Là une fois le moteur éteint, je me suis enfin penchée vers toi pour goûter tes lèvres. Sentir la douceur ta langue contre la mienne, serrer mon corps contre le tien.

Tu voulais jouer avec mon plaisir et me regarder jouir doucement.

Je voulais te posséder et te rendre fou de moi au même titre que j’étais folle de toi.

Mes lèvres glissèrent de ta bouche à ton torse et très vite je ne pus contrôler le désir d’embrasser, d’embraser ton sexe.

De le prendre à pleine bouche, de m’emplir de toi, et de jouer de ma langue pour te faire basculer.

Tu empoignas mes longs cheveux et imprima le mouvement qui te plaisait à ma tête, j’adore quand tu le fais. Cela augmente mon désir et ma bouche ne sait plus ce qu’elle fait.

Je t’ai entendu murmurer mon prénom, dans un souffle, je criais le tien mentalement.

Mes mains s’agrippaient à tes hanches et mes ongles s’enfonçaient dans ta chair, à mesure que je sentais le plaisir t’envahir.

Je t’agaçais avec ma langue et mes lèvres, je te tétais.
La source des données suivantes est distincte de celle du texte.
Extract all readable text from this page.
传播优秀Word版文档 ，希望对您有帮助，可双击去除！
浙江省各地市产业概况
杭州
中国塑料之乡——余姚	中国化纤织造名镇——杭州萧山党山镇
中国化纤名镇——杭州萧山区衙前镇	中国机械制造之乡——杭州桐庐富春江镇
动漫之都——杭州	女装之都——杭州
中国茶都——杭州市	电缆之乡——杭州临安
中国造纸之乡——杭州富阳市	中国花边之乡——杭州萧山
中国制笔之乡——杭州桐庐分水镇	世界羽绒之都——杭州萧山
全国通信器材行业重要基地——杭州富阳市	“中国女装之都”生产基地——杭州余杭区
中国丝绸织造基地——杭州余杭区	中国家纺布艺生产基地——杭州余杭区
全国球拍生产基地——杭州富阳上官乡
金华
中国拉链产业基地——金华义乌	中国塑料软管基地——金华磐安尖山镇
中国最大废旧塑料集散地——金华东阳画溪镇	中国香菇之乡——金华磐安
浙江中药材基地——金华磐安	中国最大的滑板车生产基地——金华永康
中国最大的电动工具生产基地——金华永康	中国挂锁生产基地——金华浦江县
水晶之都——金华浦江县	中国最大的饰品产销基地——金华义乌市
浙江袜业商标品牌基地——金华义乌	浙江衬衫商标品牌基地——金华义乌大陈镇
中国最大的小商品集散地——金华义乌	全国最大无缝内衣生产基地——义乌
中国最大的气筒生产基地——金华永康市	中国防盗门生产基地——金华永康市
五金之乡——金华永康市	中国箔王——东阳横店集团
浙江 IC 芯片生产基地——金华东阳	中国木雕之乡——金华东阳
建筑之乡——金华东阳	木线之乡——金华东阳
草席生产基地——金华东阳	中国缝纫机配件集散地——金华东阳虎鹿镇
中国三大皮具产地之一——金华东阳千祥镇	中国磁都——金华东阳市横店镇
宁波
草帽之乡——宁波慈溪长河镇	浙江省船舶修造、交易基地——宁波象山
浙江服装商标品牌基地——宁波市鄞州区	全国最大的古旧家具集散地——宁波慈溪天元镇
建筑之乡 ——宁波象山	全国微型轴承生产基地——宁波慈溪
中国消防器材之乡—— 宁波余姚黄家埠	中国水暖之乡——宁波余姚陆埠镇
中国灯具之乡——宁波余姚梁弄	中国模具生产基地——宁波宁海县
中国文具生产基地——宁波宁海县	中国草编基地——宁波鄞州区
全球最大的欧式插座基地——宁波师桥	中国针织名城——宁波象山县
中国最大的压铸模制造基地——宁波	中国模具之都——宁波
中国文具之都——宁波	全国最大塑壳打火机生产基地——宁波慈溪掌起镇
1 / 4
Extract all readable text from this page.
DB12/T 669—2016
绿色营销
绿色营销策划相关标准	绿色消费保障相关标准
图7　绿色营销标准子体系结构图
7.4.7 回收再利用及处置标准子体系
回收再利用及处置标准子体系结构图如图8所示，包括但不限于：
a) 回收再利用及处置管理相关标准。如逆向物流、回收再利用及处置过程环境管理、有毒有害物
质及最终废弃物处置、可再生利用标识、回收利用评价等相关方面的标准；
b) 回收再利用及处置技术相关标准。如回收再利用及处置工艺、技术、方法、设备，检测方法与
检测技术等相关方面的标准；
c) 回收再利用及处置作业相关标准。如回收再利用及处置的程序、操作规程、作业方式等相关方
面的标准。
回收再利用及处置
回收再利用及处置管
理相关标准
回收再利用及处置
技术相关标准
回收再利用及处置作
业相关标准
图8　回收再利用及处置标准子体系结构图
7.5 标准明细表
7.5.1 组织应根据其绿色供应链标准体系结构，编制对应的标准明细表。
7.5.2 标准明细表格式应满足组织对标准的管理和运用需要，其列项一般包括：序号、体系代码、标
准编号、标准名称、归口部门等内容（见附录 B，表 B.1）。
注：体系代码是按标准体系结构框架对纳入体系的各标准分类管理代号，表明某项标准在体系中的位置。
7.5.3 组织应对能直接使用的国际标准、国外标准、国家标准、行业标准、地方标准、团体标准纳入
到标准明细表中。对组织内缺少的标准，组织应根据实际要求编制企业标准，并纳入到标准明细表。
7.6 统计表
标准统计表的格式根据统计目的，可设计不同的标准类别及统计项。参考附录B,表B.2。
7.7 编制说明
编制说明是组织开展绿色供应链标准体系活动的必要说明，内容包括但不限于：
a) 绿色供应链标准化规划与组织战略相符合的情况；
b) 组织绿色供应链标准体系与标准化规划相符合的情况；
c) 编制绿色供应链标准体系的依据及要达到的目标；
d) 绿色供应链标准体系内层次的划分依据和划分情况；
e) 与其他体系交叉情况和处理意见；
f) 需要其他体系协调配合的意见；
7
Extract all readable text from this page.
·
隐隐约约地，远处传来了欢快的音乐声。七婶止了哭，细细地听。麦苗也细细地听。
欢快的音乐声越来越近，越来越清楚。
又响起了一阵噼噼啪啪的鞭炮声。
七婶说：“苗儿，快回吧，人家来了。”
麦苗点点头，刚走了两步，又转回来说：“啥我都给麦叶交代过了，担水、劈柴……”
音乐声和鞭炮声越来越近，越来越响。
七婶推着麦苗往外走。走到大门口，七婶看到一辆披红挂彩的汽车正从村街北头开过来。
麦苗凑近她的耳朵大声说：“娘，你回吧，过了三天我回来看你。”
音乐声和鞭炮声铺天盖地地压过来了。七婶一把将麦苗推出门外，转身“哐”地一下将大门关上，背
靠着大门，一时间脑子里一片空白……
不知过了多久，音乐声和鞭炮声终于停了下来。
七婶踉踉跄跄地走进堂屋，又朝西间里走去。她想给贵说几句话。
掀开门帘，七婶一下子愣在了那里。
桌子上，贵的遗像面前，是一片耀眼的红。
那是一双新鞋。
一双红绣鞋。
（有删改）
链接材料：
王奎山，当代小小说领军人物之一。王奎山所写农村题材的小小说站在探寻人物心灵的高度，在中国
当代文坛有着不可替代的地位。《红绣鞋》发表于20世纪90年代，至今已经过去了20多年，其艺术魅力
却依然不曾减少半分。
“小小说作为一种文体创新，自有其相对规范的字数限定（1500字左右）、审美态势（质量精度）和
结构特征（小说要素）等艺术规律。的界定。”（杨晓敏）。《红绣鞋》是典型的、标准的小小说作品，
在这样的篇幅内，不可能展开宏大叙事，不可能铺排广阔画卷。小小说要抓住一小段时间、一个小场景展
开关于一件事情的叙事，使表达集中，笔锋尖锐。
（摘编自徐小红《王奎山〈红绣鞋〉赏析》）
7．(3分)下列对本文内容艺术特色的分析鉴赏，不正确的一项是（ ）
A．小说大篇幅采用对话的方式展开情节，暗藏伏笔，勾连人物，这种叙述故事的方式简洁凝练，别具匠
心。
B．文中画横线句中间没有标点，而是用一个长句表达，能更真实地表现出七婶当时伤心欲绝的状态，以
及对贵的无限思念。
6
Je t’aurais aimé encore plus affolé, encore plus hors de contrôle car je suis plus avide de ton propre plaisir que du mien.

Je voulais être parfaitement maîtresse de la situation ; je descendais doucement sur ton pieu, très doucement.

Puis tes hanches se sont affolées et tu as abandonné la lutte, tu as soulevé tes reins et j’ai lapé ton amour avec délice.

J’aurais voulu avoir encore le temps de te faire l’amour des heures et de te laisser user de moi à ta guise, de m’abandonner entièrement à toi.

Je n’ai eu le temps que de te déposer un baiser sur les lèvres et nous sommes repartis vers notre vie.

Nos regards tout comme au début ont mis longtemps à se quitter et quand je suis repartie j’avais encore l’odeur de ta peau sur mes mains et mes lèvres.